Trump came to Allentown for a last-minute rally Monday that brought several thousand to the parking lot of a local business near the Doyles. Four lone signs are lined methodically on the front lawn of their brick house along Airport Road: one for state Rep. Tara Zrinski, another for Susan Wild for Congress, and two Biden–Harris signs. The couple erected the signs about a month ago, and according to Tara, they were the only ones with lawn signs on their street, until Monday.
For a moment on Monday, dozens of Trump supporters streamed down their street on foot past their home. Some of them waved flags, most of them had on gear that with the president’s name: a red MAGA hat, a T-shirt, or a mask with some reference in support of the president. And while her Biden–Harris signs remained untouched, Doyle said her husband, who had gone to work earlier, and a distant neighbor had been calling to check in on her throughout the day.
“I kept going outside to put out the trash, just so people knew there was somebody here,” Doyle said. She thought it was best she stayed home from her job as a medical biller “just in case.”
“You know, I was getting nervous and nervous and nervous. I thought, I don't know what's gonna happen,” she said.

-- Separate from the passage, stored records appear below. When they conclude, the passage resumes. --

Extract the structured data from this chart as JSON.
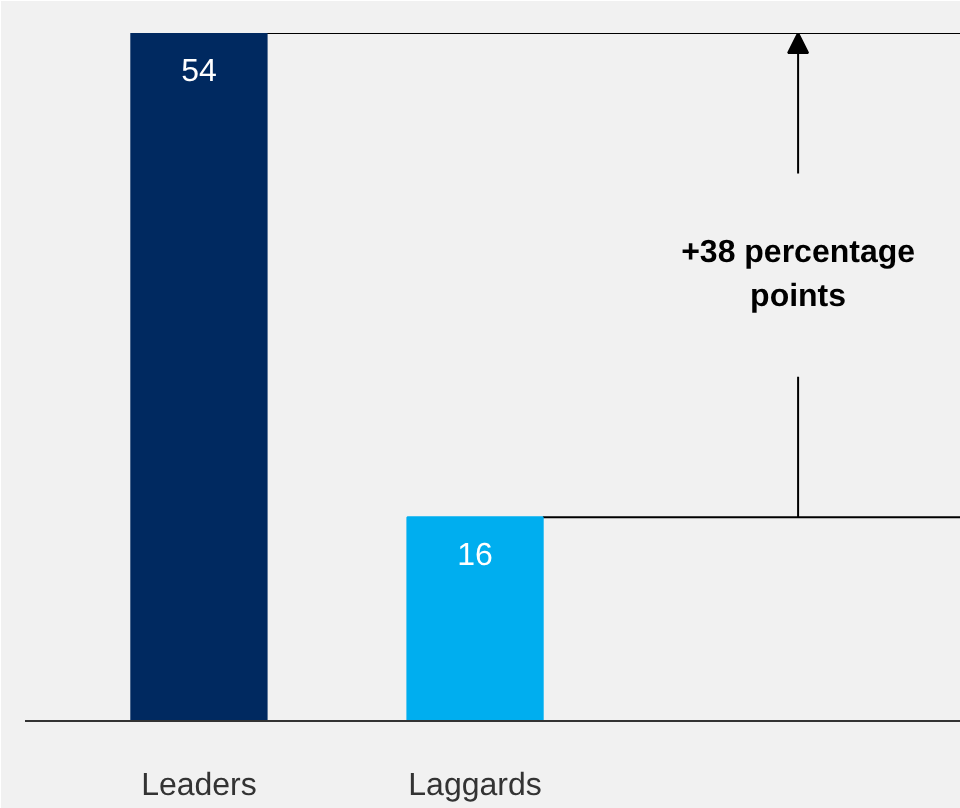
{
  "chart_data": {
    "type": "bar",
    "categories": [
      "Leaders",
      "Laggards"
    ],
    "values": [
      54,
      16
    ],
    "colors": [
      "#002960",
      "#00aeef"
    ],
    "ylim": [
      0,
      54
    ],
    "data_labels": true,
    "grid": false,
    "tick_labels": "x",
    "ref_lines": [
      {
        "axis": "y",
        "value": 54,
        "color": "#000000"
      },
      {
        "axis": "y",
        "value": 16,
        "color": "#000000"
      }
    ],
    "annotations": [
      "+38 percentage points"
    ]
  }
}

From inside her house, Doyle could hear a chorus of “Four more years” as flag-waving attendees waited to get a glimpse of the president’s motorcade. For Trump supporters, the chants are welcoming rally calls, but for those who are voting for his opponent, those three words can make a person “uncomfortable.”

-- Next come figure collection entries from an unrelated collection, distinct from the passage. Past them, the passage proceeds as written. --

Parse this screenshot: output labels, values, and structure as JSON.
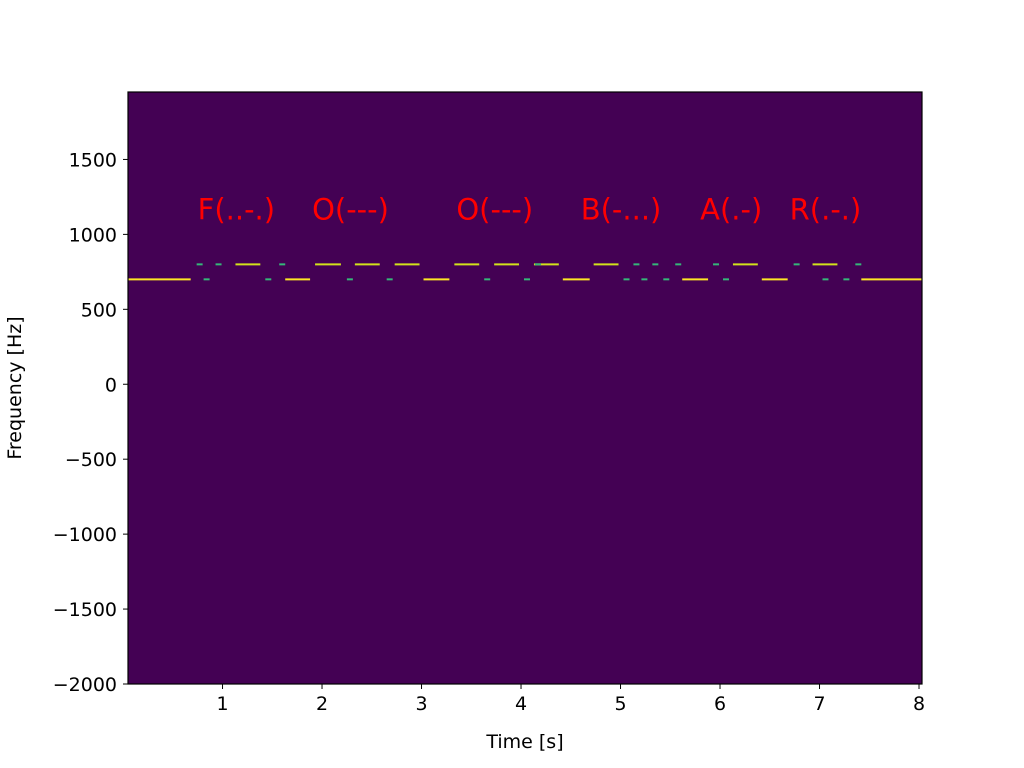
{
  "chart_data": {
    "type": "heatmap",
    "xlabel": "Time [s]",
    "ylabel": "Frequency [Hz]",
    "xlim": [
      0.05,
      8.03
    ],
    "ylim": [
      -2000,
      1950
    ],
    "x_ticks": [
      1,
      2,
      3,
      4,
      5,
      6,
      7,
      8
    ],
    "y_ticks": [
      1500,
      1000,
      500,
      0,
      -500,
      -1000,
      -1500,
      -2000
    ],
    "x_tick_labels": [
      "1",
      "2",
      "3",
      "4",
      "5",
      "6",
      "7",
      "8"
    ],
    "y_tick_labels": [
      "1500",
      "1000",
      "500",
      "0",
      "−500",
      "−1000",
      "−1500",
      "−2000"
    ],
    "grid": false,
    "colormap": "viridis",
    "colors": {
      "background": "#440154",
      "strong": "#fde725",
      "medium": "#d2e21b",
      "weak": "#35b779",
      "annotation": "#ff0000"
    },
    "baseline": {
      "frequency": 700,
      "segments": [
        [
          0.05,
          0.68
        ],
        [
          1.63,
          1.88
        ],
        [
          3.02,
          3.28
        ],
        [
          4.42,
          4.69
        ],
        [
          5.62,
          5.88
        ],
        [
          6.42,
          6.68
        ],
        [
          7.42,
          8.03
        ]
      ],
      "dots": [
        0.84,
        1.46,
        2.28,
        2.68,
        3.66,
        4.06,
        5.06,
        5.24,
        5.46,
        6.06,
        7.06,
        7.27
      ]
    },
    "upper_band": {
      "frequency": 800,
      "dots": [
        0.77,
        0.96,
        1.6,
        4.17,
        5.16,
        5.35,
        5.58,
        5.96,
        6.77,
        7.39
      ],
      "dashes": [
        [
          1.13,
          1.38
        ],
        [
          1.93,
          2.19
        ],
        [
          2.33,
          2.58
        ],
        [
          2.73,
          2.98
        ],
        [
          3.33,
          3.58
        ],
        [
          3.73,
          3.98
        ],
        [
          4.13,
          4.38
        ],
        [
          4.73,
          4.98
        ],
        [
          6.13,
          6.38
        ],
        [
          6.93,
          7.18
        ]
      ]
    },
    "annotations": [
      {
        "text": "F(..-.)",
        "x": 0.75,
        "y": 1100
      },
      {
        "text": "O(---)",
        "x": 1.9,
        "y": 1100
      },
      {
        "text": "O(---)",
        "x": 3.35,
        "y": 1100
      },
      {
        "text": "B(-...)",
        "x": 4.6,
        "y": 1100
      },
      {
        "text": "A(.-)",
        "x": 5.8,
        "y": 1100
      },
      {
        "text": "R(.-.)",
        "x": 6.7,
        "y": 1100
      }
    ]
  }
}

“I felt much more comfortable when they were going to the event,” Doyle said. “They were a little rowdy when they came out.”
Just eight days ahead of the election, the president is blitzing Pennsylvania, a key state in the presidential election. He stopped in two other parts of the state — Lititz and Martinsburg — the same day.
In general, Doyle can’t wait for the election to be over. She said her neighbors — mostly Trump supporters — are “nice people,” but the attitudes of people in her town have changed a bit in recent months. She’s not sure whether to blame it on the coronavirus or the election.
“People just seem abrupt, and short, a little ruder,” she said.
The Doyles live on the border of Northampton County and Lehigh Valley. The latter voted for Hillary Clinton over Trump in 2016, while Northampton went for Trump and has almost consistently voted in line with the winner of the presidency for nearly a century.
Nevertheless, Tara feels guardedly optimistic about the prospect of a Biden win.
“I think he’ll do great,” she said of Biden. “Once everything settles,” she added. “I know people are worried about repercussions afterward, but who knows if that’s just chitchat.”
In the meantime, Doyle says she’s not going to be getting into any arguments with people to change their minds.
“That’s why we have elections,” she said. “We don’t all think the same.”